Notice the CUST5 string. This CUST5 related back to CUSTOMER which holds other customer data. How are you going to join these tables? Given a normal primary to foreign relationship you would compose a query such as

SELECT
	a.CUSTID
	,b.CUSTID
FROM
FINDME a
JOIN CUSTOMER b ON a.CUSTID = b.CUSTID

Let’s do it with the data as it is in our FINDME table now though. We’ll assume for this exercise that CUSTID is actually stored in its own column in CUSTOMER

SELECT
	SUBSTRING(a.KEYS,51,5)
	,b.CUSTID
FROM
FINDME a
JOIN CUSTOMER b ON SUBSTRING(a.KEYS,51,5) = b.CUSTID

First query will obtain index seeks given the supporting indexes and even on high count tables will perform in milliseconds for you. Second has no hope whatsoever of being a query that will perform well. It is nonsargable, gives no patter for proper indexing and storage will become an issue across the table. So you are already struggling to just get your data out of the database.
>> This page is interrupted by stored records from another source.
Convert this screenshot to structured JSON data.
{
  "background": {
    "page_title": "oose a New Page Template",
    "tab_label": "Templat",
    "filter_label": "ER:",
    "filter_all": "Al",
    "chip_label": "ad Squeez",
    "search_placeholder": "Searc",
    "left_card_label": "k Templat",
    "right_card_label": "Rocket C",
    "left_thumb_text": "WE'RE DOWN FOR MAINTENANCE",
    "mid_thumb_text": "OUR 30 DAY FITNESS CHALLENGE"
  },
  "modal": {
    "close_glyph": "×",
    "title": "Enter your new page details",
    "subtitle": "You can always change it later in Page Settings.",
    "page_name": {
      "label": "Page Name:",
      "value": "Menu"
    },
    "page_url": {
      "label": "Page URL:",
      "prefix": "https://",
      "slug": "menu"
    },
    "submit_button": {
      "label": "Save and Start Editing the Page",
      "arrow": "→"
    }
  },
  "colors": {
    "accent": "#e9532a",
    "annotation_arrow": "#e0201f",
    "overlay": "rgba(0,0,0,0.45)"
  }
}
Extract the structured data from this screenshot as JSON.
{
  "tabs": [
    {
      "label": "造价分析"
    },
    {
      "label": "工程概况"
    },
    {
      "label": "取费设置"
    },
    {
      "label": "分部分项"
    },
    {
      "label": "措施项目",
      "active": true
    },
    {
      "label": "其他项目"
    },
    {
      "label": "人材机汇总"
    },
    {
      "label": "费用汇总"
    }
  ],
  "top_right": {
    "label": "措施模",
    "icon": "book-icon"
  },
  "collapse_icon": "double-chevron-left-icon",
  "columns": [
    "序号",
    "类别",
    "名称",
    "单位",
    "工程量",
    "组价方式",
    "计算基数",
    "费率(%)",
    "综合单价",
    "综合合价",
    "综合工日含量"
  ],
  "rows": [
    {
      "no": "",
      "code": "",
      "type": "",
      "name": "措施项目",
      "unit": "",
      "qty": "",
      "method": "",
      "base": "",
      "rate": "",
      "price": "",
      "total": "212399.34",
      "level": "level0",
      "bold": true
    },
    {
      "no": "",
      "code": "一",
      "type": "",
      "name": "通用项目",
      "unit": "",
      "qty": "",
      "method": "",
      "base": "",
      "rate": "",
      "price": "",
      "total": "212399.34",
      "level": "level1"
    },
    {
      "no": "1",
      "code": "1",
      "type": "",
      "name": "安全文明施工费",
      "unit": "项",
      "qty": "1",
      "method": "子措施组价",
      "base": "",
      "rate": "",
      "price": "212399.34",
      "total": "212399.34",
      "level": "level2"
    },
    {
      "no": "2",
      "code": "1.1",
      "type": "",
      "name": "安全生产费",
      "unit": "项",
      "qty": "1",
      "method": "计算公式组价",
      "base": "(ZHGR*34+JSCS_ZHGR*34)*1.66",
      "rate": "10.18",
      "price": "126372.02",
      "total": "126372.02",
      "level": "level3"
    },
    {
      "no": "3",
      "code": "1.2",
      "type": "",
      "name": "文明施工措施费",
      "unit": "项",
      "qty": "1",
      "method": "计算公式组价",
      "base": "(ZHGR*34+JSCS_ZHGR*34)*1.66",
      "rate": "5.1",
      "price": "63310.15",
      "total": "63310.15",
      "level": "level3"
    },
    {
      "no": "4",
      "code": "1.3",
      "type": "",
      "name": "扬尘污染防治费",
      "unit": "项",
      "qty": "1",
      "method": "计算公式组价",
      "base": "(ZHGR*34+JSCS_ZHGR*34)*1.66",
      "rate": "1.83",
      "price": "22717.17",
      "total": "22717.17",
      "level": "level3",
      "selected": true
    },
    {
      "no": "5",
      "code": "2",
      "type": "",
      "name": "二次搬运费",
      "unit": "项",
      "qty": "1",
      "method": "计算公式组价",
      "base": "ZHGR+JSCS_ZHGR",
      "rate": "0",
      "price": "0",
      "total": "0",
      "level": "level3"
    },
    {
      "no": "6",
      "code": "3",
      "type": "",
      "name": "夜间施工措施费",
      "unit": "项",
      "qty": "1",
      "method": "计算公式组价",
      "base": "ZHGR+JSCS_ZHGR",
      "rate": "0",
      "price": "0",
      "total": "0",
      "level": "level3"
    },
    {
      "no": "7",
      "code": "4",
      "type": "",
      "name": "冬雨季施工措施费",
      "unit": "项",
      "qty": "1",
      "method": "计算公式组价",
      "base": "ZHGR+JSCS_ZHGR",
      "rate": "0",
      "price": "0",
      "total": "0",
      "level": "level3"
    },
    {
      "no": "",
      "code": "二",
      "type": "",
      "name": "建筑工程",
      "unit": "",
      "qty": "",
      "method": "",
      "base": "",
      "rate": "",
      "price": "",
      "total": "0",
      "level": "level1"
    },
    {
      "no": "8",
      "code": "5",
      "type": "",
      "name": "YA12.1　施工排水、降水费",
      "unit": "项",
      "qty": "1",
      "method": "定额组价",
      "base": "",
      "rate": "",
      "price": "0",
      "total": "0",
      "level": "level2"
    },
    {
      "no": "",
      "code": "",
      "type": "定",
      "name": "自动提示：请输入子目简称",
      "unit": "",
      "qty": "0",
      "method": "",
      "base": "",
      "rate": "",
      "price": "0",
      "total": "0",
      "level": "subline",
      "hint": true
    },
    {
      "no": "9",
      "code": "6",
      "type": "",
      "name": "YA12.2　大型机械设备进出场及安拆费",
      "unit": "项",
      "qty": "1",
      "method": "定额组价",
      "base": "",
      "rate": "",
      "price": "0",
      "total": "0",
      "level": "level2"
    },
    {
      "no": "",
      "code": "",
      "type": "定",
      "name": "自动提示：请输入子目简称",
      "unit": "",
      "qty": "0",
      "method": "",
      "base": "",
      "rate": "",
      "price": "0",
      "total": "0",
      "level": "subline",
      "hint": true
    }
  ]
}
Second problem is the storage of the description in multiple fields. By nature concatenation is slow. For that matter, any string manipulation in any development plan is slower than not. In order to get your long description out of this table you will be forced into the following

SELECT 
	TXT1 + TXT2
FROM 
FINDME

But wait, how do we know there is a leading space to form this string correctly? You don’t and you’ll have to test for it if you are a good developer.

Now there is a need to find the create date. So which is it? OK, yes. An ERD would give you the answer to that question and any good software company (Hint if that’s you) will provide the diagrams for you. What happens if the ERD is not available at audit time and the company you purchased this from is belly up? You are forced to start testing in the application to figure what data is going where. You will be entering data while watching profiler and viewing the tables to see the value you need. This will give you the best guess assessment of how to write your query. Who reading this has made those, “best guess” choices? I have and know they never work so please, don’t use those unless you fall into just that predicament.

Conclusion? Not really…

I only went over a few issues so far just with that one table. If you have designed databases before I’m sure you see about a dozen issues. I want to save the others for some follow up blogs as they are much bigger issues and showing the affects they have on the database server should be keyed in on. So by no means is this a conclusion on the “bad design” issues just found in this one instance. I do hope that from this and future blogs to come from me, that you don’t make these mistakes in your own designs.